POINTS: Improving Your Vision-language Model with Affordable Strategies

POINTS: IMPROVING YOUR VISION-LANGUAGE MODEL WITH AFFORDABLE STRATEGIES

In recent years, vision-language models have achieved significant advancements, excelling in tasks once deemed challenging, such as optical character recognition and geometric problem-solving. Despite these impressive achievements, several critical issues remain unaddressed: 1) Proprietary models rarely disclose detailed information about their architectures. In contrast, while open-source models provide visibility into their training strategies, detailed ablations of these strategies are highly anticipated. 2) Pre-training data is currently under-explored in open-source works, with most efforts empirically adding datasets from diverse sources, making the entire process elusive and cumbersome. 3) During the fine-tuning stage, the focus is often on adding and ablating more datasets, which frequently leads to diminishing returns. Therefore, refining data schemes is essential for further enhancing model performance. To address these issues, we propose the following contributions in this paper: 1) We trained a robust baseline model, leveraging the latest technological advancements in vision-language models. Building upon existing advancements, we introduced effective improvements and conducted comprehensive ablation and validation for each technique incorporated into this strong baseline. 2) Inspired by recent work on large language models, we propose filtering pre-training data using perplexity, selecting the data with the lowest perplexity as the training set.

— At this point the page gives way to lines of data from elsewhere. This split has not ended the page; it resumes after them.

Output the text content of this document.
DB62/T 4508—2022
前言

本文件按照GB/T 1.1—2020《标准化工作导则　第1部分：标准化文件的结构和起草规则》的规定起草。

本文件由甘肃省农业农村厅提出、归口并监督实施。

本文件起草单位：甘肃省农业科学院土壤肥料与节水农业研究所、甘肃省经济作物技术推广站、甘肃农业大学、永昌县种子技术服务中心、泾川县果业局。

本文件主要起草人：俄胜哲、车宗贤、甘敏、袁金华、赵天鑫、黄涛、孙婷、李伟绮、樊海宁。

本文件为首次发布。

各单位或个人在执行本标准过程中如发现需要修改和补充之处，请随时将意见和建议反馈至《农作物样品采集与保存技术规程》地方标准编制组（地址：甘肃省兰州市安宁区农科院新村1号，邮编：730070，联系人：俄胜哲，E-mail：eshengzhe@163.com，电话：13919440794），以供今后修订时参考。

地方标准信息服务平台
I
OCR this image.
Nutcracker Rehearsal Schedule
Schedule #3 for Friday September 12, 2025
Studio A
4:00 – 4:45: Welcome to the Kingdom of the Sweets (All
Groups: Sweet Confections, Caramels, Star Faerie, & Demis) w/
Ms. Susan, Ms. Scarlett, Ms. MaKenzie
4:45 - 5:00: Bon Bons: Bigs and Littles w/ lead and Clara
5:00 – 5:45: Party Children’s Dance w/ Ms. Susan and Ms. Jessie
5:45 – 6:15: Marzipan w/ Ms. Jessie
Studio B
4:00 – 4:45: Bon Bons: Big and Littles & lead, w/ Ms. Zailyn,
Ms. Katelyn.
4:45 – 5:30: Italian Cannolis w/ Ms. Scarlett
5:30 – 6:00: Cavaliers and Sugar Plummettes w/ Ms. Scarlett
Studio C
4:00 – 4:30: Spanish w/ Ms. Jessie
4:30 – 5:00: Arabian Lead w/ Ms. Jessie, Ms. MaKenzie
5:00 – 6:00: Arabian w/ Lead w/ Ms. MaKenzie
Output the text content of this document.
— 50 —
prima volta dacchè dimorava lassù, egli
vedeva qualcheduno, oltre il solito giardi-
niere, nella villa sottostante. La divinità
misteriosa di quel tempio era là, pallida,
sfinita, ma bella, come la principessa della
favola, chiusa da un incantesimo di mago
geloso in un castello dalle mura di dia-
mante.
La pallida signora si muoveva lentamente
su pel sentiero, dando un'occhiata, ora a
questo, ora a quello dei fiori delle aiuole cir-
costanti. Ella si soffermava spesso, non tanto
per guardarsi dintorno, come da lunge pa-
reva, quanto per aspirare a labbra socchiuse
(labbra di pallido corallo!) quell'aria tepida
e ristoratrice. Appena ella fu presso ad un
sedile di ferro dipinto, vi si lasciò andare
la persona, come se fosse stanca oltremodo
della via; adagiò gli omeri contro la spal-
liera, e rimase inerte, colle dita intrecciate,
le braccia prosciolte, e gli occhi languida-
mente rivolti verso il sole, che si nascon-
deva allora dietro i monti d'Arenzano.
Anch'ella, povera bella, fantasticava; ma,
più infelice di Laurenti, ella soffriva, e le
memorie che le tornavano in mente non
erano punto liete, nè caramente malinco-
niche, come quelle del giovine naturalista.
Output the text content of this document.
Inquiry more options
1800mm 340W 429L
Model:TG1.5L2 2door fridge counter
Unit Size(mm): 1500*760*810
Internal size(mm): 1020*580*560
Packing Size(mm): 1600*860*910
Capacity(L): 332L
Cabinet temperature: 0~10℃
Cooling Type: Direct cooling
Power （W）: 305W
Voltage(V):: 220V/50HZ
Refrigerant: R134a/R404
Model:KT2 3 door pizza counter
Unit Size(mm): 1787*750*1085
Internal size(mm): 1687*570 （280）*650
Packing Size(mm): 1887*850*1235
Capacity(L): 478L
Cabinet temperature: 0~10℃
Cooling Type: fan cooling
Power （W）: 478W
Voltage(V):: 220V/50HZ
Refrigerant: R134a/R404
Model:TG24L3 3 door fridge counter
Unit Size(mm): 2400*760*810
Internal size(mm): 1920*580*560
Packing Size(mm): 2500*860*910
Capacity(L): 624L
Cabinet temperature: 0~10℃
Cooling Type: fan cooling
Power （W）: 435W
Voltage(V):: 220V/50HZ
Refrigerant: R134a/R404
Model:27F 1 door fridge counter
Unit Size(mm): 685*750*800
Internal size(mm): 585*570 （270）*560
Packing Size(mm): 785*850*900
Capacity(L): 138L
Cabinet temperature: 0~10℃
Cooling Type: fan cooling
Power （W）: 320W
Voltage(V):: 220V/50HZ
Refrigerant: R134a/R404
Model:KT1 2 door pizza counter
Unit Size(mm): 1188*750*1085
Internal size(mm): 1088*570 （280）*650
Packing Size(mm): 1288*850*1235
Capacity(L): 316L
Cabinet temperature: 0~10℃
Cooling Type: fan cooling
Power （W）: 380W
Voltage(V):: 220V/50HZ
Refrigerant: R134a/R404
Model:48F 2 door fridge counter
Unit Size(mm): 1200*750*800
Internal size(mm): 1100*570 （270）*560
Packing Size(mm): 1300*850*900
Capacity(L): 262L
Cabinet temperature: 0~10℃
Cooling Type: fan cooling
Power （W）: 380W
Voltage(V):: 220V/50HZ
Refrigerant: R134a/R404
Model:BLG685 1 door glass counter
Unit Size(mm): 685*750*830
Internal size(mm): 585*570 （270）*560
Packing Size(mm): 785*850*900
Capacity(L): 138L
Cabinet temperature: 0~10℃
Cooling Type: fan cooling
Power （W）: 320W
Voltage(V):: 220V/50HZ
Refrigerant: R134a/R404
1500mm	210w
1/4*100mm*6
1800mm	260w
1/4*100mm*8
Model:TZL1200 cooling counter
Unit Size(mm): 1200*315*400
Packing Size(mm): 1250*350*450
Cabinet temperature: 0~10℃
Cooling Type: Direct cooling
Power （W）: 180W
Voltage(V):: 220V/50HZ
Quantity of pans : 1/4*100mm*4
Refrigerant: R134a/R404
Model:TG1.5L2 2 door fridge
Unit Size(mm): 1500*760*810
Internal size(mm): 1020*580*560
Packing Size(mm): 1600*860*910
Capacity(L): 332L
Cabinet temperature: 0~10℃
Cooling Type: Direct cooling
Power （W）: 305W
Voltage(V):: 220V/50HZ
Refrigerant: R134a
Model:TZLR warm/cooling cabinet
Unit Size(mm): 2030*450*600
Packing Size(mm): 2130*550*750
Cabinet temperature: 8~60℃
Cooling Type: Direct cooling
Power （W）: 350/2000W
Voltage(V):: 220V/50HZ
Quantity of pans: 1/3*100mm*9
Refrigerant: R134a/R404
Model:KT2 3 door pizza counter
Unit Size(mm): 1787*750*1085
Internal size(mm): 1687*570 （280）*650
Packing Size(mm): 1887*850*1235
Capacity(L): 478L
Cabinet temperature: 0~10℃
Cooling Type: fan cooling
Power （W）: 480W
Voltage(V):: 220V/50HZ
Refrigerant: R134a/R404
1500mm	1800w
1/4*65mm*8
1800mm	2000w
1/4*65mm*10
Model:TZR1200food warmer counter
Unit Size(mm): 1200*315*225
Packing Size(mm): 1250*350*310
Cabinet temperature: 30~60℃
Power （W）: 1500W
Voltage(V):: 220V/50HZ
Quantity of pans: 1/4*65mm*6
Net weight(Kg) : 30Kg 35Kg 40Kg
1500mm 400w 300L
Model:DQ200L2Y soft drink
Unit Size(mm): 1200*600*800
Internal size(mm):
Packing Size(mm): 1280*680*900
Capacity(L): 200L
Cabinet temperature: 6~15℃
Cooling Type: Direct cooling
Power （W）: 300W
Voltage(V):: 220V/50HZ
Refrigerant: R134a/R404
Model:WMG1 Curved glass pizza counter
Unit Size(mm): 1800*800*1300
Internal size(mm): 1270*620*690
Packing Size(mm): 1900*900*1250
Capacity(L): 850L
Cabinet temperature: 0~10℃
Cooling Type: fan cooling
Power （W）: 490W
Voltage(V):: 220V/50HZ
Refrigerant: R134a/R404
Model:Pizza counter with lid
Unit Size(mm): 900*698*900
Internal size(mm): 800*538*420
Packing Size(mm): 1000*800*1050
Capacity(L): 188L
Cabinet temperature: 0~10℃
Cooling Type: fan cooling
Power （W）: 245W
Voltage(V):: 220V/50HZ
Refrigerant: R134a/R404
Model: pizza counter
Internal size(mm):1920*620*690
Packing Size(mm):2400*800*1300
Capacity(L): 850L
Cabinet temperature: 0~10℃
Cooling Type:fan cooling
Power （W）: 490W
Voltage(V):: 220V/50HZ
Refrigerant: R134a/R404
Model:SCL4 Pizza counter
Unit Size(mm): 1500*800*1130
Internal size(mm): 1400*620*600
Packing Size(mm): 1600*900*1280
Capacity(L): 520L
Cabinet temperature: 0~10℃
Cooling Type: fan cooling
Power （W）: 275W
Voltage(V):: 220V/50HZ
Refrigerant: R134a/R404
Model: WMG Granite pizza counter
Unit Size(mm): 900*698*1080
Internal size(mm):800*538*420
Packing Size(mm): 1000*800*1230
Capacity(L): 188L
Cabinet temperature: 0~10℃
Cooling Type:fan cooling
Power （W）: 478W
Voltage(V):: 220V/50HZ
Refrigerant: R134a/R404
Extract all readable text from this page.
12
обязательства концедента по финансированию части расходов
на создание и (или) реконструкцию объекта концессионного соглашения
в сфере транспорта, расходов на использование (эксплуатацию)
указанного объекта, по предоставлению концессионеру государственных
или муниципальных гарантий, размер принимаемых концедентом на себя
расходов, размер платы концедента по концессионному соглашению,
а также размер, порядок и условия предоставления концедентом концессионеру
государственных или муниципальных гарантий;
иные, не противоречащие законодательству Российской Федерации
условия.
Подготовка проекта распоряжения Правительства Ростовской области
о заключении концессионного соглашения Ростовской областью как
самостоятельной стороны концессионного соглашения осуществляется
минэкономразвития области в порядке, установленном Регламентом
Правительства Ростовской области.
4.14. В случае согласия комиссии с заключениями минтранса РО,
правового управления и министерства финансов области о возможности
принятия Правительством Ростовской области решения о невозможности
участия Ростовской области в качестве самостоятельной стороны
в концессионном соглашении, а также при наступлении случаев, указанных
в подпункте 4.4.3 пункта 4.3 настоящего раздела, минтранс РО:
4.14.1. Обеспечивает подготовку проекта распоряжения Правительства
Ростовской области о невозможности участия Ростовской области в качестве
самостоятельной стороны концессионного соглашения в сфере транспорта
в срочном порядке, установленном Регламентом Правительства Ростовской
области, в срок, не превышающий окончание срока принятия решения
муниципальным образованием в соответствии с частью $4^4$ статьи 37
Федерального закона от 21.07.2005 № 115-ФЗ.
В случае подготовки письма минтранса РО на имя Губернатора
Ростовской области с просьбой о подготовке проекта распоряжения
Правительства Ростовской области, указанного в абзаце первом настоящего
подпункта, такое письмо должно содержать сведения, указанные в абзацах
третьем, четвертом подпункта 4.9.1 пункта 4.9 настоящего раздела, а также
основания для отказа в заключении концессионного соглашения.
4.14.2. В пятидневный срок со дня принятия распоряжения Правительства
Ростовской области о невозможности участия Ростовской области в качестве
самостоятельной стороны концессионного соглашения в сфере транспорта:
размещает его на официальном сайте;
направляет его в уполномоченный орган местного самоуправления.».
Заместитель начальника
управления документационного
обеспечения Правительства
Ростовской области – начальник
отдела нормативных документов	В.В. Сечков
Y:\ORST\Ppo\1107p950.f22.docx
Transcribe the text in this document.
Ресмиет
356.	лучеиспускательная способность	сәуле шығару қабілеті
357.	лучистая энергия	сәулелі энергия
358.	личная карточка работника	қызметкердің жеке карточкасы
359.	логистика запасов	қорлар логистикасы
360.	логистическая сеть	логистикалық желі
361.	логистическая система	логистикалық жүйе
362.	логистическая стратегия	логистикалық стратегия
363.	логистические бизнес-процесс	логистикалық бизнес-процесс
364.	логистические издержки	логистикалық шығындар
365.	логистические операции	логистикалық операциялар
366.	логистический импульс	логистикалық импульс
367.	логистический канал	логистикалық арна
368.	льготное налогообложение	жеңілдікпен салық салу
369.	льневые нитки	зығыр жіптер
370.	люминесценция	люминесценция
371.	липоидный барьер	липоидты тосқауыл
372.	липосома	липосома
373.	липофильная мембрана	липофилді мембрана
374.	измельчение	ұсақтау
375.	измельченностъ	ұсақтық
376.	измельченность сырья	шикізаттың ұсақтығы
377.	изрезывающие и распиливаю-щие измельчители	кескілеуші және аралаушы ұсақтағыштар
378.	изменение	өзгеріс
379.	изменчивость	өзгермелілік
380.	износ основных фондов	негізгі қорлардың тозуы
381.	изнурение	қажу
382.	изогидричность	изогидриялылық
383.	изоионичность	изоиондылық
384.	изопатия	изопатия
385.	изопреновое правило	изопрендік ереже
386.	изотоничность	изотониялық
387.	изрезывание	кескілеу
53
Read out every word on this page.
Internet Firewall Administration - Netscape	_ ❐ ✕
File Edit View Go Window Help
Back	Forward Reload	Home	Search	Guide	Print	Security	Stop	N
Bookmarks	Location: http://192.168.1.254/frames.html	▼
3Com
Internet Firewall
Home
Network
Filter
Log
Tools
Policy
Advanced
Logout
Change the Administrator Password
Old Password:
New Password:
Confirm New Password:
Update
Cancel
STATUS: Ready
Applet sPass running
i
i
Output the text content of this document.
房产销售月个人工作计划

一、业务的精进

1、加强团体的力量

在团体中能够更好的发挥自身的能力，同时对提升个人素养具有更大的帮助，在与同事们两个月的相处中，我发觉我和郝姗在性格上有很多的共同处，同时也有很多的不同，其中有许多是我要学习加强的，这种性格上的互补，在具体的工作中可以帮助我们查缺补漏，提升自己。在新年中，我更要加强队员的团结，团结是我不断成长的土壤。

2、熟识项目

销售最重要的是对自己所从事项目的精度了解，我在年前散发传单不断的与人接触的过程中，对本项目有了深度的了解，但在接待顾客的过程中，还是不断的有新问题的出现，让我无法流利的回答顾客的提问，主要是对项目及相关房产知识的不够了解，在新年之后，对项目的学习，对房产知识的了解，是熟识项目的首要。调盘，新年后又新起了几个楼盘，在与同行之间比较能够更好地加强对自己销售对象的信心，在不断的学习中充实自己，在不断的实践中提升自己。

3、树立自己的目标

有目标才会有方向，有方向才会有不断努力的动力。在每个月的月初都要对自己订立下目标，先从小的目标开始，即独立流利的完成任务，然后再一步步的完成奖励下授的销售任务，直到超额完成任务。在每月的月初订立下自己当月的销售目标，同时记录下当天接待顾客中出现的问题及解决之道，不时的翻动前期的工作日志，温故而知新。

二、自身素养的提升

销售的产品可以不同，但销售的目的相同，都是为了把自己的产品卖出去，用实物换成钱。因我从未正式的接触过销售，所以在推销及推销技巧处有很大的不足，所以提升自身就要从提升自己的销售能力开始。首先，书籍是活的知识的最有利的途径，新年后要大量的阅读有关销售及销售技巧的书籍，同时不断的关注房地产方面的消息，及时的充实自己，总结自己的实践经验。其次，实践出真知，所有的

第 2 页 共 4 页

This approach allowed us to train on a curated 1M dataset, resulting in highly competitive performance. 3) During the visual instruction tuning stage, we experimented with model soup on different datasets when further introducing more datasets into the training set brought marginal improvements. Integrating these innovations, we obtained a model with 9B parameters, performing competitively with a series of existing state-of-the-art models. Additionally, these strategies we propose are efficient and relatively lightweight, allowing the community to adopt them easily for their models.